Late Pleistocene-Holocene radiolarian paleotemperatures in the Norwegian Sea based on artificial neural networks

Artificial Neural Networks (ANN) were trained by using an extensive radiolarian census dataset from the Nordic (Greenland, Norwegian, and Iceland) Seas. The regressions between observed and predicted Summer Sea Temperature (SST) indicate that lower error margins and better correlation coefficients are obtained for 100 m (SST₁₀₀) compared to 10 m (SST₁₀) water depth, and by using a subset of species instead of all species. The trained ANNs were subsequently applied to radiolarian data from two Norwegian Sea cores, HM 79-4 and MD95-2011, for reconstructions of SSTs through the last 15,000 years. The reconstructed SST is quite high during the Bølling-Allerød, when it reaches values only found later during the warmest phase of the Holocene. The climatic transitions in and out of the Younger Dryas are very rapid and involve a change in SST₁₀₀ of 6.2 and 6.8 °C, taking place over 440 and 140 years, respectively. SST₁₀₀ remains at a maximum during the early Holocene, and this Radiolarian Holocene Optimum Temperature Interval (RHOTI) predates the commonly recognized middle Holocene Climatic Optimum (HCO). During the 8.2 ka event, SST₁₀₀ decreases by ca. 3 °C, and this episode marks the establishment of a cooling trend, roughly spanning the middle Holocene (until ca. 4.2 ka). Successively, since then and through the late Holocene, SST₁₀₀ follows instead a statistically significant warming trend.

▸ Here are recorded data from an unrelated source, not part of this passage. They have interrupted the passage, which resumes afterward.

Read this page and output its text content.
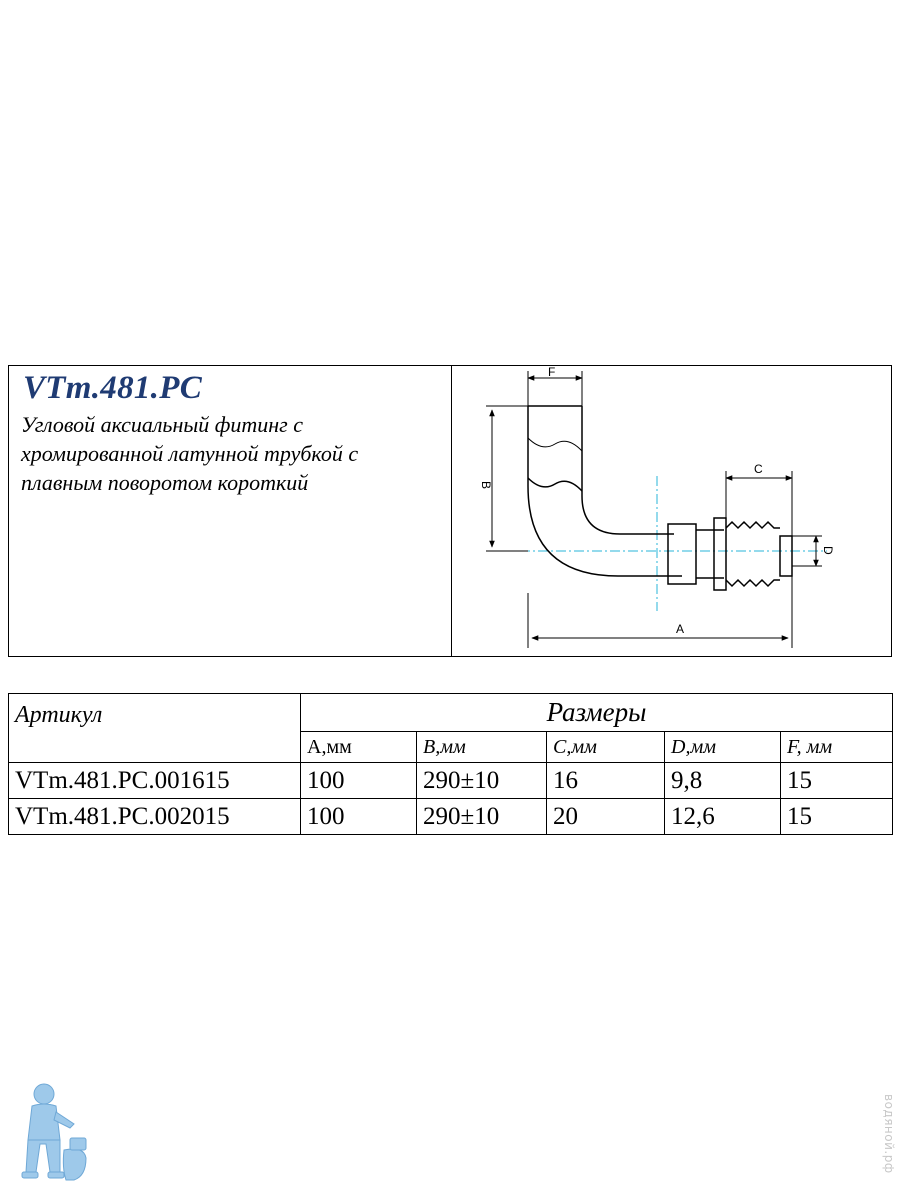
VTm.481.PC

Угловой аксиальный фитинг с хромированной латунной трубкой с плавным поворотом короткий

F
B
C
D
A
Артикул	Размеры				
	A,мм	B,мм	C,мм	D,мм	F, мм
VTm.481.PC.001615	100	290±10	16	9,8	15
VTm.481.PC.002015	100	290±10	20	12,6	15
водяной.рф
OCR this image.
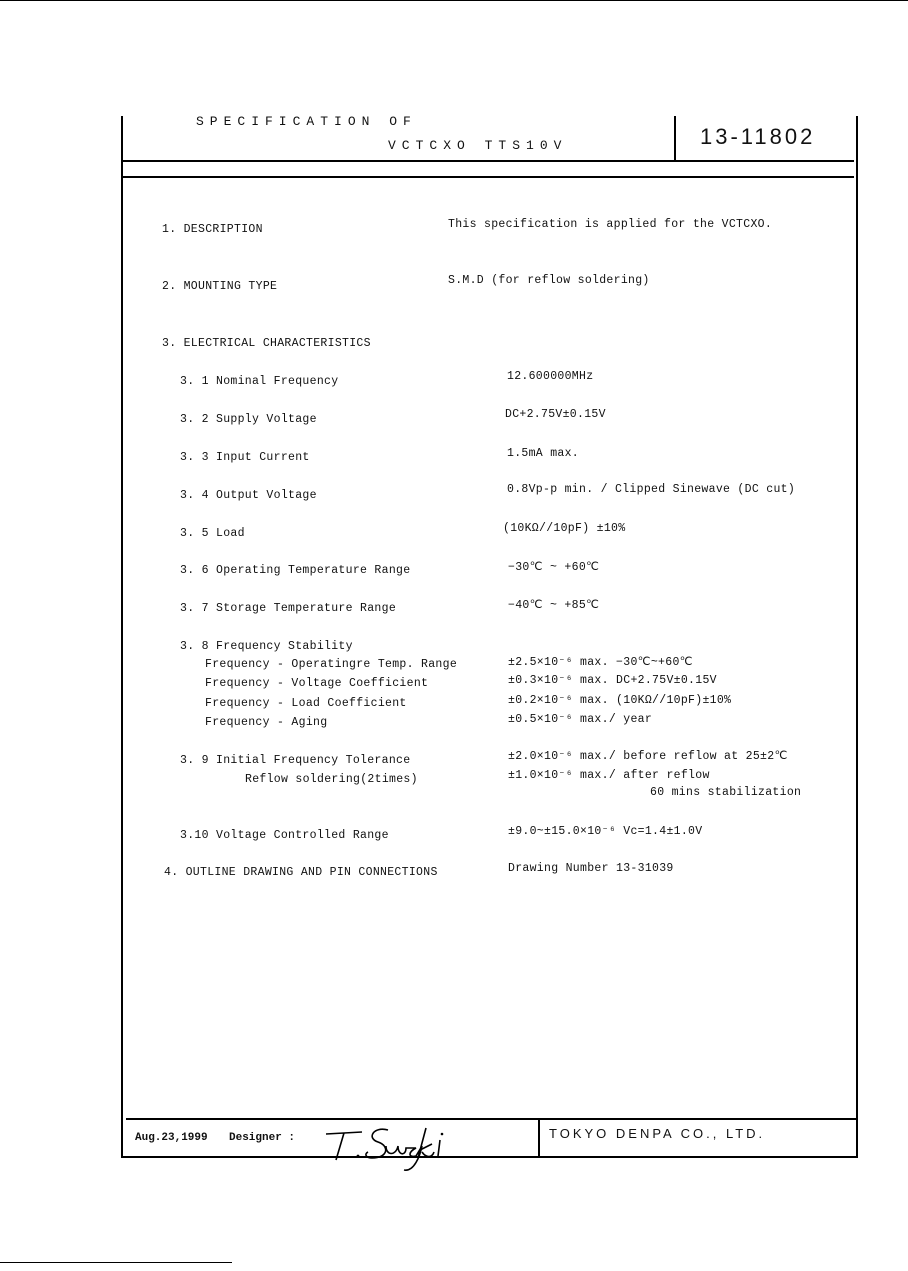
SPECIFICATION OF
VCTCXO TTS10V	13-11802
1. DESCRIPTION	This specification is applied for the VCTCXO.
2. MOUNTING TYPE	S.M.D (for reflow soldering)
3. ELECTRICAL CHARACTERISTICS
3. 1 Nominal Frequency	12.600000MHz
3. 2 Supply Voltage	DC+2.75V±0.15V
3. 3 Input Current	1.5mA max.
3. 4 Output Voltage	0.8Vp-p min. / Clipped Sinewave (DC cut)
3. 5 Load	(10KΩ//10pF) ±10%
3. 6 Operating Temperature Range	−30℃ ~ +60℃
3. 7 Storage Temperature Range	−40℃ ~ +85℃
3. 8 Frequency Stability
Frequency - Operatingre Temp. Range	±2.5×10⁻⁶ max. −30℃~+60℃
Frequency - Voltage Coefficient	±0.3×10⁻⁶ max. DC+2.75V±0.15V
Frequency - Load Coefficient	±0.2×10⁻⁶ max. (10KΩ//10pF)±10%
Frequency - Aging	±0.5×10⁻⁶ max./ year
3. 9 Initial Frequency Tolerance	±2.0×10⁻⁶ max./ before reflow at 25±2℃
Reflow soldering(2times)	±1.0×10⁻⁶ max./ after reflow
60 mins stabilization
3.10 Voltage Controlled Range	±9.0~±15.0×10⁻⁶ Vc=1.4±1.0V
4. OUTLINE DRAWING AND PIN CONNECTIONS	Drawing Number 13-31039
Aug.23,1999 Designer :	TOKYO DENPA CO., LTD.
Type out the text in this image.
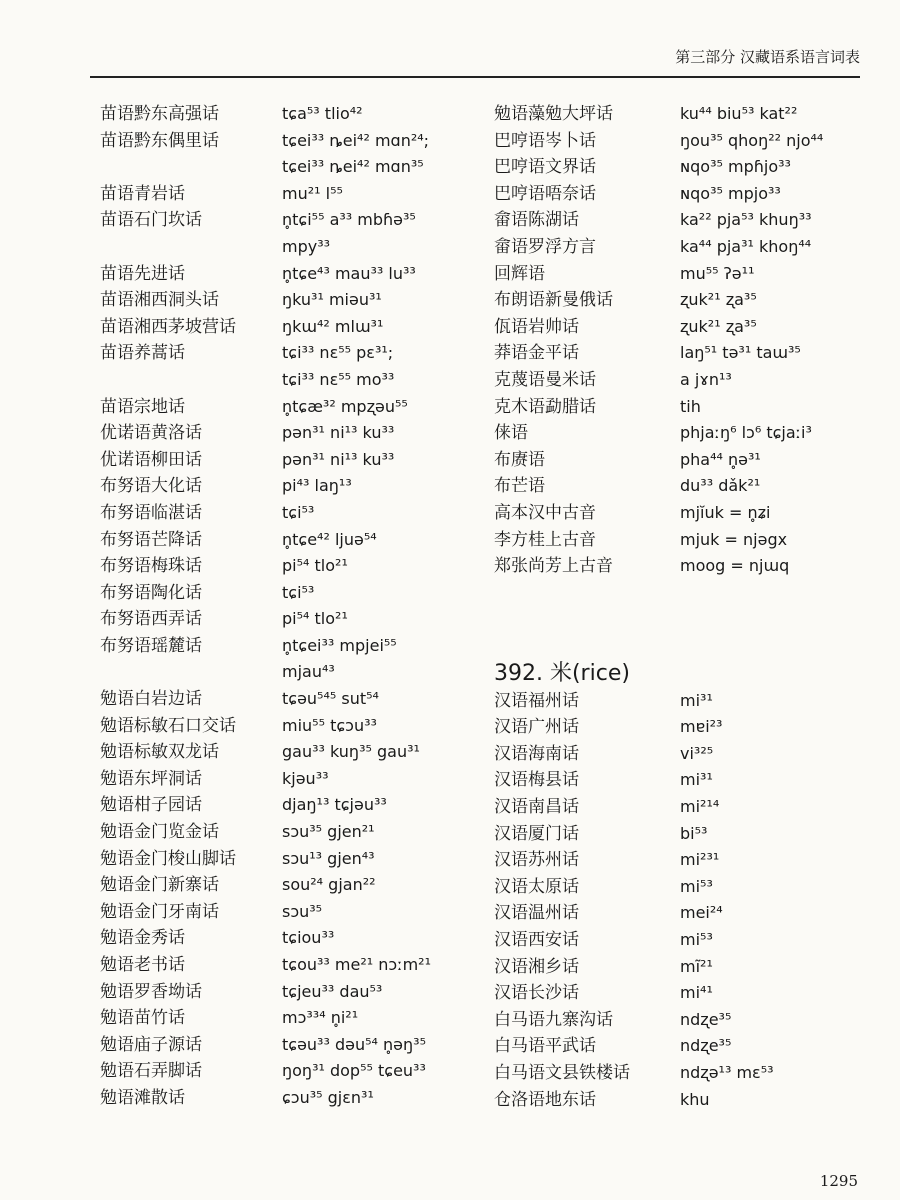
第三部分 汉藏语系语言词表
苗语黔东高强话	tɕa⁵³ tlio⁴²
苗语黔东偶里话	tɕei³³ ȵei⁴² mɑn²⁴;
tɕei³³ ȵei⁴² mɑn³⁵
苗语青岩话	mu²¹ l⁵⁵
苗语石门坎话	n̥tɕi⁵⁵ a³³ mbɦə³⁵
mpy³³
苗语先进话	n̥tɕe⁴³ mau³³ lu³³
苗语湘西洞头话	ŋku³¹ miəu³¹
苗语湘西茅坡营话	ŋkɯ⁴² mlɯ³¹
苗语养蒿话	tɕi³³ nɛ⁵⁵ pɛ³¹;
tɕi³³ nɛ⁵⁵ mo³³
苗语宗地话	n̥tɕæ³² mpʐəu⁵⁵
优诺语黄洛话	pən³¹ ni¹³ ku³³
优诺语柳田话	pən³¹ ni¹³ ku³³
布努语大化话	pi⁴³ laŋ¹³
布努语临湛话	tɕi⁵³
布努语芒降话	n̥tɕe⁴² ljuə⁵⁴
布努语梅珠话	pi⁵⁴ tlo²¹
布努语陶化话	tɕi⁵³
布努语西弄话	pi⁵⁴ tlo²¹
布努语瑶麓话	n̥tɕei³³ mpjei⁵⁵
mjau⁴³
勉语白岩边话	tɕəu⁵⁴⁵ sut⁵⁴
勉语标敏石口交话	miu⁵⁵ tɕɔu³³
勉语标敏双龙话	gau³³ kuŋ³⁵ gau³¹
勉语东坪洞话	kjəu³³
勉语柑子园话	djaŋ¹³ tɕjəu³³
勉语金门览金话	sɔu³⁵ gjen²¹
勉语金门梭山脚话	sɔu¹³ gjen⁴³
勉语金门新寨话	sou²⁴ gjan²²
勉语金门牙南话	sɔu³⁵
勉语金秀话	tɕiou³³
勉语老书话	tɕou³³ me²¹ nɔːm²¹
勉语罗香坳话	tɕjeu³³ dau⁵³
勉语苗竹话	mɔ³³⁴ n̥i²¹
勉语庙子源话	tɕəu³³ dəu⁵⁴ n̥əŋ³⁵
勉语石弄脚话	ŋoŋ³¹ dop⁵⁵ tɕeu³³
勉语滩散话	ɕɔu³⁵ gjɛn³¹
勉语藻勉大坪话	ku⁴⁴ biu⁵³ kat²²
巴哼语岑卜话	ŋou³⁵ qhoŋ²² njo⁴⁴
巴哼语文界话	ɴqo³⁵ mpɦjo³³
巴哼语唔奈话	ɴqo³⁵ mpjo³³
畲语陈湖话	ka²² pja⁵³ khuŋ³³
畲语罗浮方言	ka⁴⁴ pja³¹ khoŋ⁴⁴
回辉语	mu⁵⁵ ʔə¹¹
布朗语新曼俄话	ʐuk²¹ ʐa³⁵
佤语岩帅话	ʐuk²¹ ʐa³⁵
莽语金平话	laŋ⁵¹ tə³¹ taɯ³⁵
克蔑语曼米话	a jɤn¹³
克木语勐腊话	tih
俫语	phjaːŋ⁶ lɔ⁶ tɕjaːi³
布赓语	pha⁴⁴ n̥ə³¹
布芒语	du³³ dǎk²¹
高本汉中古音	mjĭuk = n̥ʑi
李方桂上古音	mjuk = njəgx
郑张尚芳上古音	moog = njɯq
392. 米(rice)
汉语福州话	mi³¹
汉语广州话	mɐi²³
汉语海南话	vi³²⁵
汉语梅县话	mi³¹
汉语南昌话	mi²¹⁴
汉语厦门话	bi⁵³
汉语苏州话	mi²³¹
汉语太原话	mi⁵³
汉语温州话	mei²⁴
汉语西安话	mi⁵³
汉语湘乡话	mĩ²¹
汉语长沙话	mi⁴¹
白马语九寨沟话	ndʐe³⁵
白马语平武话	ndʐe³⁵
白马语文县铁楼话	ndʐə¹³ mɛ⁵³
仓洛语地东话	khu
1295
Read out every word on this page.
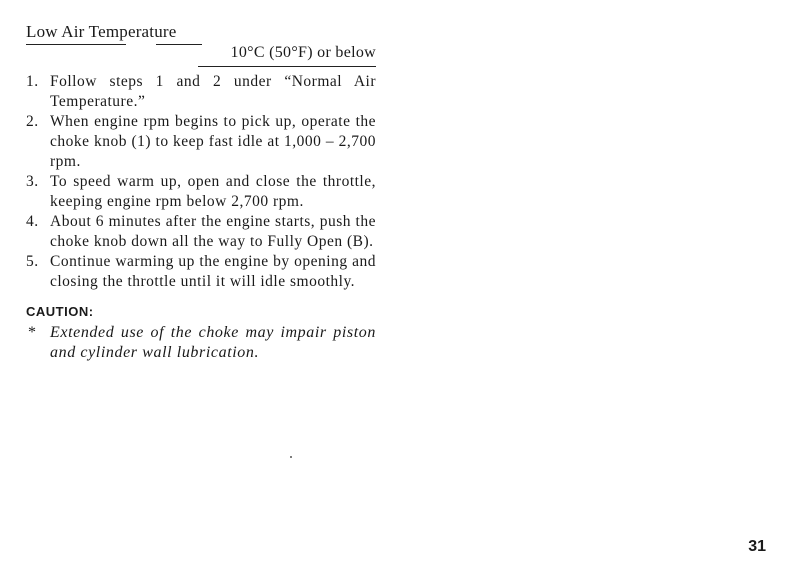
Low Air Temperature
10°C (50°F) or below
1. Follow steps 1 and 2 under “Normal Air Temperature.”
2. When engine rpm begins to pick up, operate the choke knob (1) to keep fast idle at 1,000 – 2,700 rpm.
3. To speed warm up, open and close the throttle, keeping engine rpm below 2,700 rpm.
4. About 6 minutes after the engine starts, push the choke knob down all the way to Fully Open (B).
5. Continue warming up the engine by opening and closing the throttle until it will idle smoothly.
CAUTION:
* Extended use of the choke may impair piston and cylinder wall lubrication.
31
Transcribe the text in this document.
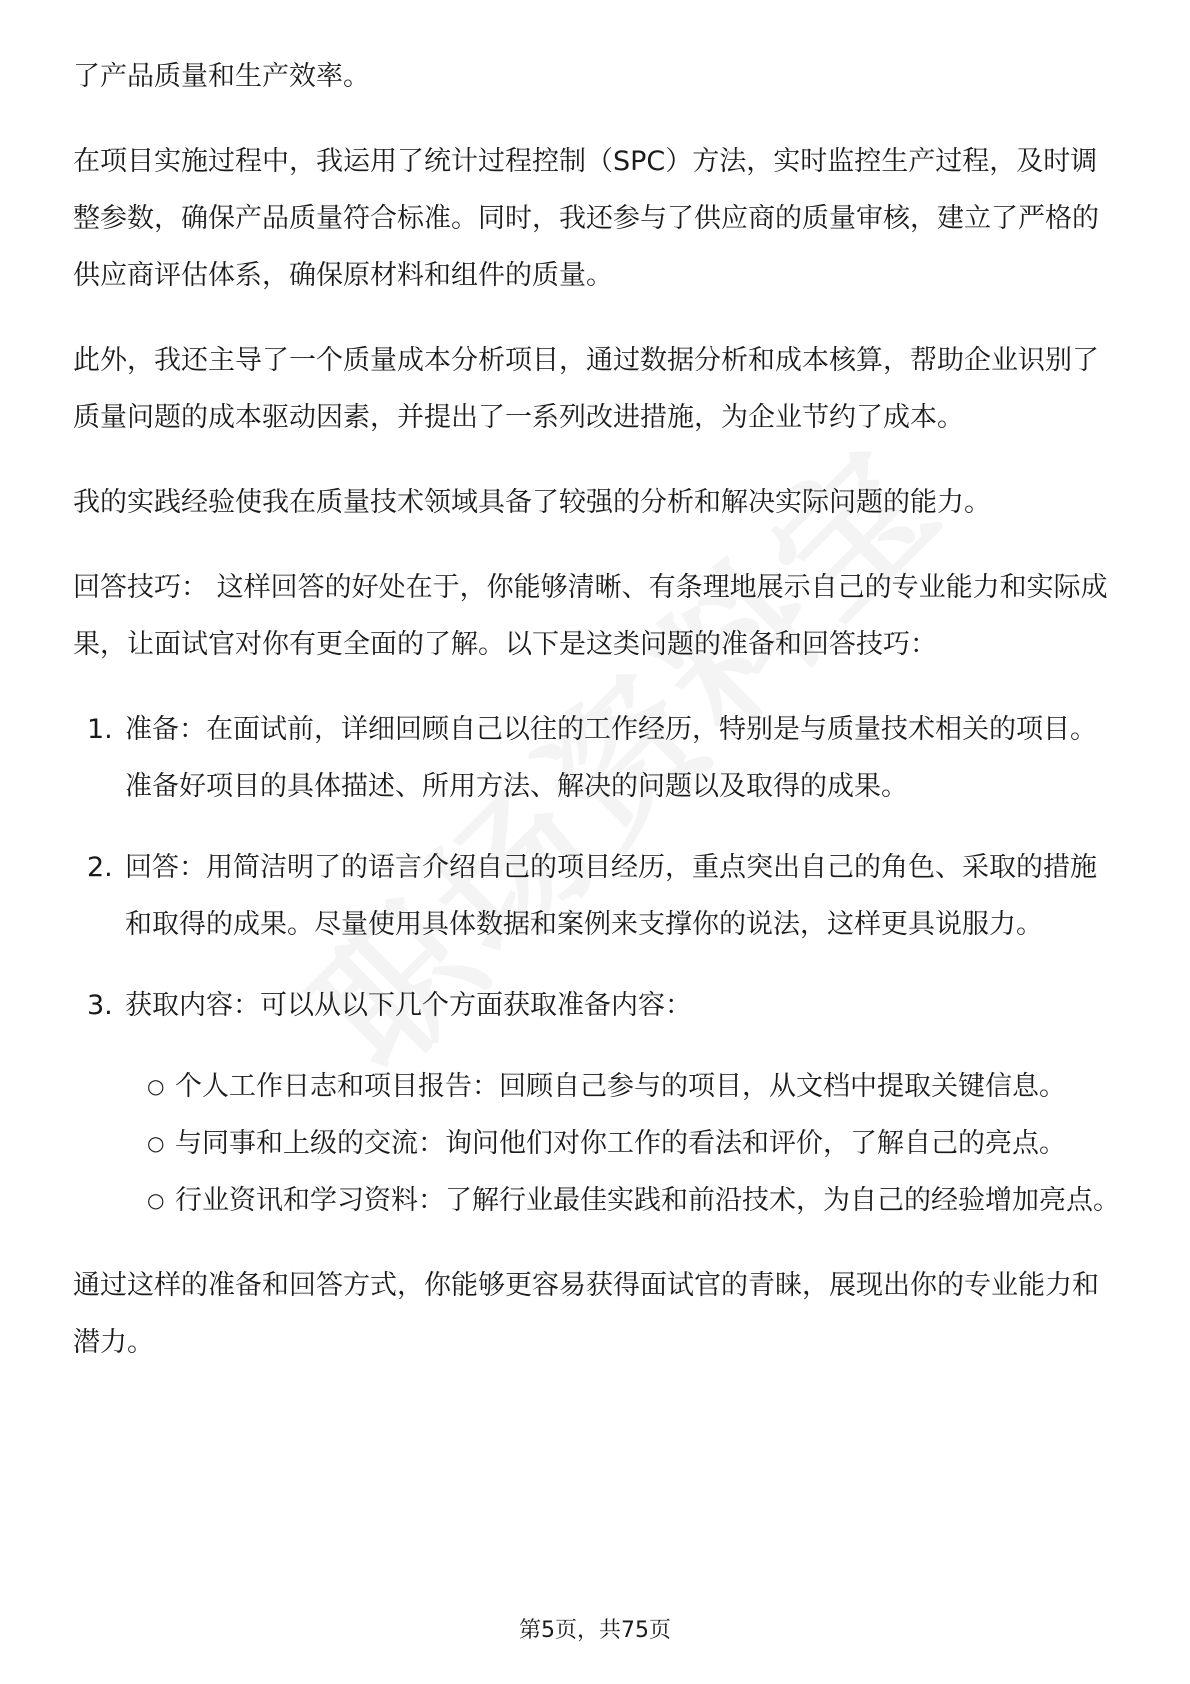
了产品质量和生产效率。

在项目实施过程中，我运用了统计过程控制（SPC）方法，实时监控生产过程，及时调整参数，确保产品质量符合标准。同时，我还参与了供应商的质量审核，建立了严格的供应商评估体系，确保原材料和组件的质量。

此外，我还主导了一个质量成本分析项目，通过数据分析和成本核算，帮助企业识别了质量问题的成本驱动因素，并提出了一系列改进措施，为企业节约了成本。

我的实践经验使我在质量技术领域具备了较强的分析和解决实际问题的能力。

回答技巧： 这样回答的好处在于，你能够清晰、有条理地展示自己的专业能力和实际成果，让面试官对你有更全面的了解。以下是这类问题的准备和回答技巧：

1. 准备：在面试前，详细回顾自己以往的工作经历，特别是与质量技术相关的项目。准备好项目的具体描述、所用方法、解决的问题以及取得的成果。
2. 回答：用简洁明了的语言介绍自己的项目经历，重点突出自己的角色、采取的措施和取得的成果。尽量使用具体数据和案例来支撑你的说法，这样更具说服力。
3. 获取内容：可以从以下几个方面获取准备内容：
○ 个人工作日志和项目报告：回顾自己参与的项目，从文档中提取关键信息。
○ 与同事和上级的交流：询问他们对你工作的看法和评价，了解自己的亮点。
○ 行业资讯和学习资料：了解行业最佳实践和前沿技术，为自己的经验增加亮点。

通过这样的准备和回答方式，你能够更容易获得面试官的青睐，展现出你的专业能力和潜力。

第5页，共75页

The general patterns of the reconstructed SSTs agree quite well with previously obtained results based on application of Imbrie and Kipp Transfer Functions (IKTF) to the same two cores for SST₀. A statistically significant cyclic component of our SST record (period of 278 years) has been recognized. This is close to the de Vries or Suess cycle, linked to solar variability, and documented in a variety of other high-resolution Holocene records.